At the conclusion of the third and final preliminary hearing in the Bell corruption scandal, Los Angeles Superior Court Judge Henry J. Hall said Rizzo hid his business relationship with Bell's privately contracted planning director, Dennis Tarango, on economic interest disclosure documents filed with the city each year.

"The fact that Mr. Rizzo did not disclose (the partnership) shows there is ample evidence he knew this cozy relationship with Mr.
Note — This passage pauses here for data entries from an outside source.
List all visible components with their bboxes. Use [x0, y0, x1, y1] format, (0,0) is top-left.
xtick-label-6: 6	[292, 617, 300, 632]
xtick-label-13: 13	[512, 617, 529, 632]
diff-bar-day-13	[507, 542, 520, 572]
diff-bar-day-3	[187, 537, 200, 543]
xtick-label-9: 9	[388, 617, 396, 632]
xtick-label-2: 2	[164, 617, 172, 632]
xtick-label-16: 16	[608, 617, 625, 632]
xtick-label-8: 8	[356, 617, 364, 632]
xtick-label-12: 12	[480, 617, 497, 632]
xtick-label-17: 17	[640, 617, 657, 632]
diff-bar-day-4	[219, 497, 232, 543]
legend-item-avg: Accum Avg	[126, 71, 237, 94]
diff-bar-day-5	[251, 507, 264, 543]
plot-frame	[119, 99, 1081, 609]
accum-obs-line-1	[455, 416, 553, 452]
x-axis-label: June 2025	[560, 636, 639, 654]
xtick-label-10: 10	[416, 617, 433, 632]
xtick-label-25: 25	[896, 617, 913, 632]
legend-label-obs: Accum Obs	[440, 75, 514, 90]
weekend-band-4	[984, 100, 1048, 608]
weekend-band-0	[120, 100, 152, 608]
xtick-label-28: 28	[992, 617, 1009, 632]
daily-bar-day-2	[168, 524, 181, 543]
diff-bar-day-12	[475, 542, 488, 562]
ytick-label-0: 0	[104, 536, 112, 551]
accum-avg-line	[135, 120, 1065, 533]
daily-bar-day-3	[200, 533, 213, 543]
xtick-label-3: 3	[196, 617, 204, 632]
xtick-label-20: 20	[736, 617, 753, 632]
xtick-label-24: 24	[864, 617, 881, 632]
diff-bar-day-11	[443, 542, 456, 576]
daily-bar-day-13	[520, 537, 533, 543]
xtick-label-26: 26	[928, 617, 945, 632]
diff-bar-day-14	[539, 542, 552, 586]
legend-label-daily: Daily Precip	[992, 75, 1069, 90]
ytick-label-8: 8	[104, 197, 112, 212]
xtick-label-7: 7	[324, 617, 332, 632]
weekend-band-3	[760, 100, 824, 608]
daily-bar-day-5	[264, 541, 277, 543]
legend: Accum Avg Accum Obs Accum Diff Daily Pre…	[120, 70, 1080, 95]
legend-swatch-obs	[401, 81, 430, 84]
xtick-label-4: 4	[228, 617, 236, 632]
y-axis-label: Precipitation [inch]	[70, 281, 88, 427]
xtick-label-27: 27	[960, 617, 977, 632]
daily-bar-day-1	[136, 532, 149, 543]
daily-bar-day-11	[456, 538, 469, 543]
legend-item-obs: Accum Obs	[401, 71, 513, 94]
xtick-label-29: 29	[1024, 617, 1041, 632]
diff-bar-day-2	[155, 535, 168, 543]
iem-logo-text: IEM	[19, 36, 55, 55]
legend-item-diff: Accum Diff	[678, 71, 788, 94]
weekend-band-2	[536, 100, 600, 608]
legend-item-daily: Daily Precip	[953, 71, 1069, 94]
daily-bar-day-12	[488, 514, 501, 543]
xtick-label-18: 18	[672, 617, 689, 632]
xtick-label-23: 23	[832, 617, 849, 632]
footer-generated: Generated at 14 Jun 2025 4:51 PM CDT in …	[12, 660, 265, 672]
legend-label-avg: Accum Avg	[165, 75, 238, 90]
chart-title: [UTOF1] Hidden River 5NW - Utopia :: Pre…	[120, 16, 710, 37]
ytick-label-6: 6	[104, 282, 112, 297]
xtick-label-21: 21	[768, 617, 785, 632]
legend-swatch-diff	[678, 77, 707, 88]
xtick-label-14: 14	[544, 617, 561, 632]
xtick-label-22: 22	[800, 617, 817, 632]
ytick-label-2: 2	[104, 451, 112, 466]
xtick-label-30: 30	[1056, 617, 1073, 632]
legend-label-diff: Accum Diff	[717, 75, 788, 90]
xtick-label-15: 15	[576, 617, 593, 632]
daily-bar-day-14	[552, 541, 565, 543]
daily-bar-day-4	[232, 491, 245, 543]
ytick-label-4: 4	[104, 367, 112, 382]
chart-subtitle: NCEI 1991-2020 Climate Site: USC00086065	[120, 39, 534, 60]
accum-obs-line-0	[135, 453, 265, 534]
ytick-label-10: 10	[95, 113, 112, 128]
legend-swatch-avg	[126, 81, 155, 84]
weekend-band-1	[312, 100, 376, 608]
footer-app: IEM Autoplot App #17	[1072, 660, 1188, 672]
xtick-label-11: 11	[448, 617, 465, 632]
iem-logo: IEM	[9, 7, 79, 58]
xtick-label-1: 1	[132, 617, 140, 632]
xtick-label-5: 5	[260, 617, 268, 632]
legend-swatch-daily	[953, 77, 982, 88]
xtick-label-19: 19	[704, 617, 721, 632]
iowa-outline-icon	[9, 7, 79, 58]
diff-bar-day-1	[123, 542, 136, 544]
Tarango did create a conflict," Hall said.

Rizzo now stands charged with a total of 55 counts stemming from the alleged misappropriation of millions of dollars from the city's coffers.

In the most recent case, Deputy District Attorney Max Huntsman said that in 2004, Rizzo and Tarango formed Golden Aggie Ranch Inc., a racehorse venture created as a tax write-off.

Prosecutors contend that during the period of their outside business partnership, Rizzo improperly steered at least $2.4 million in city business to Tarango's contracted companies.

In dismissing the misappropriation charge, Hall found that a Bell check made out to Tarango's TD Urban Planners firm and endorsed over in part to the Golden Aggie joint venture was handled by Tarango alone with no input from Rizzo.

Tarango, Hall said, "chose to split the deposit from that one check," and Rizzo "had nothing to do with it."

In announcing his decision to hold the 57-year-old Rizzo over for trial, Hall suggested that the defendant had committed six additional felony counts of perjury as a result of the financial disclosure documents.

Huntsman said outside court that his office would likely file those charges prior to Rizzo's March 30 arraignment.

Rizzo's attorney, James Spertus, had argued that the conflict-of- interest charge should be dismissed because even though his client and Tarango shared an investment concern, Rizzo never benefited financially from Tarango's job as Bell's planning director.

"There's nothing wrong with two friends having joint ownership of a couple of horses -- and that's what we have here," Spertus told Hall.

Rizzo and seven other former Bell leaders are charged with corruption.